The rest of the article, of course, had the Trump Administration defending itself, with Vice President Mike Pence as the spokesman of that defense.
However, already only two days later, the noise about this seems to have faded. There is no ongoing media fury about the President’s decision to remove troops. In fact, aside from the ongoing investigation to confirm that ISIS indeed did carry out this attack, there is no indication of a change in the troop withdrawal process.
If this situation remains as it is, it is a very good sign for these reasons:

  1. President Trump is showing his resolve and confidence in a decision he knows to be right (to withdraw) and not to accede to the War Party wishes.
  2. ISIS is losing its reputation as a significant fighting force as far as the US population is concerned, as it probably should. With the US gone, Russia can prosecute this war full force without risk of creating more serious incidents with the Americans.

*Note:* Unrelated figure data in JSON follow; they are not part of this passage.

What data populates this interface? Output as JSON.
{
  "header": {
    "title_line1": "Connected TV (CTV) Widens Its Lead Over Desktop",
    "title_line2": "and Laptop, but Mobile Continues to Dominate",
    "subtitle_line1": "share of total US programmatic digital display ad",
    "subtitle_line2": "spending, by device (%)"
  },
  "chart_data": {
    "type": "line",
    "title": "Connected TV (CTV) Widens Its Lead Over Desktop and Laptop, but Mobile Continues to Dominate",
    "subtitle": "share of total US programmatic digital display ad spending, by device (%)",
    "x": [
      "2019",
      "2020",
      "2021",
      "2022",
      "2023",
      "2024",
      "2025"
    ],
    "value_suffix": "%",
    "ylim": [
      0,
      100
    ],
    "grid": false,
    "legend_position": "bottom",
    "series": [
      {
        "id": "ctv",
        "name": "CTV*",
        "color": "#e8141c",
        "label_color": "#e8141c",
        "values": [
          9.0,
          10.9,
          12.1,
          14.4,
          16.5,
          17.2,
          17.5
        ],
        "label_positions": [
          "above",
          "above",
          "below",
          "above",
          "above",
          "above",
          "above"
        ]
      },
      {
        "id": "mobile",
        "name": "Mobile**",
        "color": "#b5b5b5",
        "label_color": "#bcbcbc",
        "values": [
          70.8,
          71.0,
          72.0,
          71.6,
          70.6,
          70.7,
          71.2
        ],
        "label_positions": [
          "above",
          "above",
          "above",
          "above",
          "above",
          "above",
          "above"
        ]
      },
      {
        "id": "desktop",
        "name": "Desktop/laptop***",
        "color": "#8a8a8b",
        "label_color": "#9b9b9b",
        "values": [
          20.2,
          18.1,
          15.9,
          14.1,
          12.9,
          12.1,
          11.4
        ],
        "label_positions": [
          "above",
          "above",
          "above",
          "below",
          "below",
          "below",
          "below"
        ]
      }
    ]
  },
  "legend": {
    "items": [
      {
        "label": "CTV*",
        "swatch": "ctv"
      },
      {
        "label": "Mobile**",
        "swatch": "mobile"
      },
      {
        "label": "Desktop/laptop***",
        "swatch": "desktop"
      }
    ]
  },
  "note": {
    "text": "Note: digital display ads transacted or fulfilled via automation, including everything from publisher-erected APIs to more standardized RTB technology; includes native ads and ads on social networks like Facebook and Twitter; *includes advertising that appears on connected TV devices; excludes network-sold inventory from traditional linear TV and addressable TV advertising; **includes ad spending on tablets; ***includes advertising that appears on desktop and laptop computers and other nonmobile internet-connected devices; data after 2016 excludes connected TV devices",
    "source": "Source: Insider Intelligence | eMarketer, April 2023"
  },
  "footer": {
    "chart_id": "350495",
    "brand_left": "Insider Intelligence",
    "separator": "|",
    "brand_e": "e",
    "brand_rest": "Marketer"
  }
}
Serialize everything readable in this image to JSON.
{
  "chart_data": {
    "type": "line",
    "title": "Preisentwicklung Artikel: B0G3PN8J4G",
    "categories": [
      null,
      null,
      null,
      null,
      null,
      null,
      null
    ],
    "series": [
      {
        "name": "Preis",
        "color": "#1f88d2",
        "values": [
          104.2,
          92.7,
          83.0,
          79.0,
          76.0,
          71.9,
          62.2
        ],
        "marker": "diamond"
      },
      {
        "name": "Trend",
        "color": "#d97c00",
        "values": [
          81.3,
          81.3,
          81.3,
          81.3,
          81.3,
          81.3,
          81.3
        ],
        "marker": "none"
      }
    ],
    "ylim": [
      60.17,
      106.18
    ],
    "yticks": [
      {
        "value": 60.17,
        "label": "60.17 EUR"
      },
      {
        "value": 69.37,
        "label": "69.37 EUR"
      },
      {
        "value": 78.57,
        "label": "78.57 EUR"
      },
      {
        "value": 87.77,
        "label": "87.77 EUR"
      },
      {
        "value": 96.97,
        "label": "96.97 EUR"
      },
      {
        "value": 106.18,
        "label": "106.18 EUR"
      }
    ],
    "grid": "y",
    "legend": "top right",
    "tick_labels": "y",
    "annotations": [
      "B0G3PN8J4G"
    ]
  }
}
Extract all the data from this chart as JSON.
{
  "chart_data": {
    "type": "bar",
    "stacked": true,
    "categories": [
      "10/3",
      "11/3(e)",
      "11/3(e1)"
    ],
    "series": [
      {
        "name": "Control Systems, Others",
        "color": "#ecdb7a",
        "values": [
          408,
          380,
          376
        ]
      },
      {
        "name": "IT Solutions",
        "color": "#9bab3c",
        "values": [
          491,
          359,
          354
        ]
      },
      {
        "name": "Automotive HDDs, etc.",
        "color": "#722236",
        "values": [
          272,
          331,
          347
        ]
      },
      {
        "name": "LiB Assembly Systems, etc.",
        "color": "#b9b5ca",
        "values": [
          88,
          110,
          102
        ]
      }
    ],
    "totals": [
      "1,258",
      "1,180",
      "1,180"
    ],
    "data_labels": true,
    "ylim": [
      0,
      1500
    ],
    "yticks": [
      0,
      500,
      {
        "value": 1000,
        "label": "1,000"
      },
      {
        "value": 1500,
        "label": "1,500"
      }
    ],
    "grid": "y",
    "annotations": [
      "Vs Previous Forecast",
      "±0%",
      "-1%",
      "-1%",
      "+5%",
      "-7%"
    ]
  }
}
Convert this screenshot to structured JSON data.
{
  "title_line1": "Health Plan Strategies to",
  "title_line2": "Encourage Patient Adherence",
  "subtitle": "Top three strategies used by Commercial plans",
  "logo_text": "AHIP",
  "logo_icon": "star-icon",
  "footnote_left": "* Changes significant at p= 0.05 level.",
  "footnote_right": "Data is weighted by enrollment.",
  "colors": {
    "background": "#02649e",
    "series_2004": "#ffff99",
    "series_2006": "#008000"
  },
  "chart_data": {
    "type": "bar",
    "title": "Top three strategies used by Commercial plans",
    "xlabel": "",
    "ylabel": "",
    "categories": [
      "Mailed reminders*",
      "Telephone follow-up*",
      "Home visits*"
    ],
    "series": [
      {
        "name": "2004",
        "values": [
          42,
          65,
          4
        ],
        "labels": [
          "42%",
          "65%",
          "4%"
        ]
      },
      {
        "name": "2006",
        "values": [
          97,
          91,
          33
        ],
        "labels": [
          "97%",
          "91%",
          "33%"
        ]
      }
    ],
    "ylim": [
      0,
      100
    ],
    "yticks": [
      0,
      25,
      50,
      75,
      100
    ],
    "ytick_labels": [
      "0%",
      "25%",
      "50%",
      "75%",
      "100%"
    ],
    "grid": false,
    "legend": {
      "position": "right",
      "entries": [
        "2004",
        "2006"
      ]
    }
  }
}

  3. The possibility exists that this attack, already heinous in what we know, could have been a false flag, designed specifically to provoke the US troop withdrawal to stop and be reversed.

This last scenario has oddly not been visibly mentioned, but it should be, because it probably happened in April 2018 and earlier. The Duran covered this quite extensively, and while the “official” (Western) investigation has come up curiously silent on the alleged chemical weapons attack last April in Ghouta, the overwhelming body of reports from the region suggested that the “gas” attack was nothing at all but drama to keep the US ensnared in the region. Remember, President Trump at that time also expressed the intention of withdrawing US troops from the area, and this event caused a reversal for a time.
ISIS tried to become a nation. It operates on terror and theater, but it considers itself free to kill people along the way as it creates its pageantry. For the souls of all those innocent people who perished in this attack, we must pray and not forget.
But ISIS is substantially done, and what is left will be dealt with by Russian and Syrian forces.
For once, the definition of “American courage” might be not to fight. President Trump’s decision to remove the troops remains one of the most significant achievements of his presidency, and one of the most important in terms of restoring balance to the United States that it deserves to have.